SIQs for Reformation Sunday

#1

It would be an utter betrayal of the spirit of the Reformation to regard it either as an end in itself or as a source of itself. The Reformers saw themselves as servants of the Lord Jesus Christ, as spokespersons of the Gospel, and as interpreters of Scripture. What they taught, they found there. They always stood to be corrected on the same basis. Using the best Biblical scholarship of their day, they probed fearlessly for the authentic meaning of Christian truth. We who claim to be their heirs are not faithful to them unless we do the same - not necessarily saying what they said, but surely standing where they stood.

Jaroslavi Pelican

#2

This civilization of ours and all that it contains are not sudden creation. They have been fashioned for us by the mighty spirits who have dreamed and desired, dared, endured, suffered perhaps, and sacrificed, and won those achievements which are ours now, because they first were theirs. Paul passing like a flame across the Roman world until the fire of his passion seemed to be quenched at last in a Roman prison, yet even in his dying rising again to shone like a star of heroic truth before the eyes of people forever; Francis of Assisi bringing the sweetness of Jesus back to a world from which his figure seemed long since to have departed; John Huss going unshaken to his martyr’s death at Constance; Savonarola in the Duomo with Florence awed and eager at his feet; Martin Luther riding on to Worms to confront an emperor in his lonely loyalty to a new and impassioned conviction of his Master’s truth; John Wesley rising in conventional and complacent England of the eighteenth century to bring again the gospel to the poor; Robertson and Bushnell and Brooks revealing in modern times the everlasting glory of the gospel: these are the figures whose strength and beauty are wrought into whatever inheritance of nobility we are aware of in our souls.

Walter Russell Bowie

#3

Today’s Christians are too often like deep-sea divers encased in suits designed for many fathoms deep, bravely marching forth to pull plugs out of bathtubs.

Peter Marshall

#4

There was a period in Martin Luther’s life when he was forced into retirement. In order to stay alive and continue the fight, he had to hide and stay quiet. But idleness robbed him of his courage. "Would that we might live no longer," he wrote to his friend Melancthon. "Our God had deserted us." But a little alter, when he could come out of hiding and throw himself into the center of the struggle again, his courage came back, and he wrote that mighty hymn of the Reformation: "A mighty fortress is our God, a bulwark never failing."

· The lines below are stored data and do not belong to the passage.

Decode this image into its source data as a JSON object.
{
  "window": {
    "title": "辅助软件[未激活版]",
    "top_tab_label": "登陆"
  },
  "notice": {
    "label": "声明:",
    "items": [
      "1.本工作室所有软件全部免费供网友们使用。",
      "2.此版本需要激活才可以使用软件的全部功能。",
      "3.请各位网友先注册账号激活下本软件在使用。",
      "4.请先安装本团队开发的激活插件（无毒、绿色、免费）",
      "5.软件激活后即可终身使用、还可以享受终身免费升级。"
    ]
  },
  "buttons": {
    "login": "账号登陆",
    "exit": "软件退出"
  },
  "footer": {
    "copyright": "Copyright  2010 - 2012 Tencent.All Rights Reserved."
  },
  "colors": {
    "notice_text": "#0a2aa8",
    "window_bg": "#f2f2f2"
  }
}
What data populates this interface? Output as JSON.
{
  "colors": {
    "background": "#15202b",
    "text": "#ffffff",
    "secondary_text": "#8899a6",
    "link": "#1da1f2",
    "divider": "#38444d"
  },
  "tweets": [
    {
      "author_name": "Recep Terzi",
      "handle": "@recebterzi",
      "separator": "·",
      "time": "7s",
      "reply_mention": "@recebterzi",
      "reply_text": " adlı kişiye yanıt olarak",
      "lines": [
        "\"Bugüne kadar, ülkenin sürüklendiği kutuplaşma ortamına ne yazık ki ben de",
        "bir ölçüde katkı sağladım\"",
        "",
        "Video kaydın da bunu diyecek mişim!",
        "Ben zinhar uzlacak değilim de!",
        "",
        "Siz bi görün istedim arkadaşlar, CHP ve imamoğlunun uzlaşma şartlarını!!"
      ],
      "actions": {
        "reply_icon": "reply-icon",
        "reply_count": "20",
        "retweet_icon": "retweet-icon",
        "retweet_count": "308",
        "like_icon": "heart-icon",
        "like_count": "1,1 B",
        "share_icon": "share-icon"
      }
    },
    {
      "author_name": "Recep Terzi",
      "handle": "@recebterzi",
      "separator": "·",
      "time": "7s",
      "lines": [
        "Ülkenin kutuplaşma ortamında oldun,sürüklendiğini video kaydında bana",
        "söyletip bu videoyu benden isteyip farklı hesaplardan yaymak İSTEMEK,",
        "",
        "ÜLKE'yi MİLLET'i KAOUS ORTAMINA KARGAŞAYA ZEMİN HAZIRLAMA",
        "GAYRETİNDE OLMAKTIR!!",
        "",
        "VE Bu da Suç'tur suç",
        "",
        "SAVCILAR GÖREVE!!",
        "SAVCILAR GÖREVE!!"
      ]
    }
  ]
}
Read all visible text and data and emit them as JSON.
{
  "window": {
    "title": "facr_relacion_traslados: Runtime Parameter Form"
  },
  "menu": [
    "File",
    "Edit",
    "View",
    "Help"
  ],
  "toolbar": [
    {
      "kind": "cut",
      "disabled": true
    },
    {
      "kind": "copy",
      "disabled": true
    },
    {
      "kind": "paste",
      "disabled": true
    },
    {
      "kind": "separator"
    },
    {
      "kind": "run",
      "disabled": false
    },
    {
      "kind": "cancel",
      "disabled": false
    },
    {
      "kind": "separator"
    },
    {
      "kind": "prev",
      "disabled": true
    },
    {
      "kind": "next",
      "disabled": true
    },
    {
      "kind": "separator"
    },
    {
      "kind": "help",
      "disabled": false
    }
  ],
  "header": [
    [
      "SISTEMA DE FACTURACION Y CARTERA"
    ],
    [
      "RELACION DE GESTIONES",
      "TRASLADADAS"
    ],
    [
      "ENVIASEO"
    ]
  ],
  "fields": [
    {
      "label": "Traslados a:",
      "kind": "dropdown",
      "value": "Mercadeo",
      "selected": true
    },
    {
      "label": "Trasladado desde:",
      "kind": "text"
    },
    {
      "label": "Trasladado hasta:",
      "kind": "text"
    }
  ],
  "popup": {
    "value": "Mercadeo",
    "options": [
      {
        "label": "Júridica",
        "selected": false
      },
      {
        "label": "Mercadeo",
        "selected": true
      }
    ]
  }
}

(Comments from Bass: You could center a whole sermon around this time in Luther’s life and/or use that great hymn as well for the basis of your sermon).

#5

Luther was the father of a household, the molder of the German people, a new David playing on his harp, an emancipator of certain fetters of the spirit, the divider of the Church, and at the same time the renewer of Christendom. All this he was, and more; but pre-eminently for his own time as well as for ourselves he was a man athirst for God.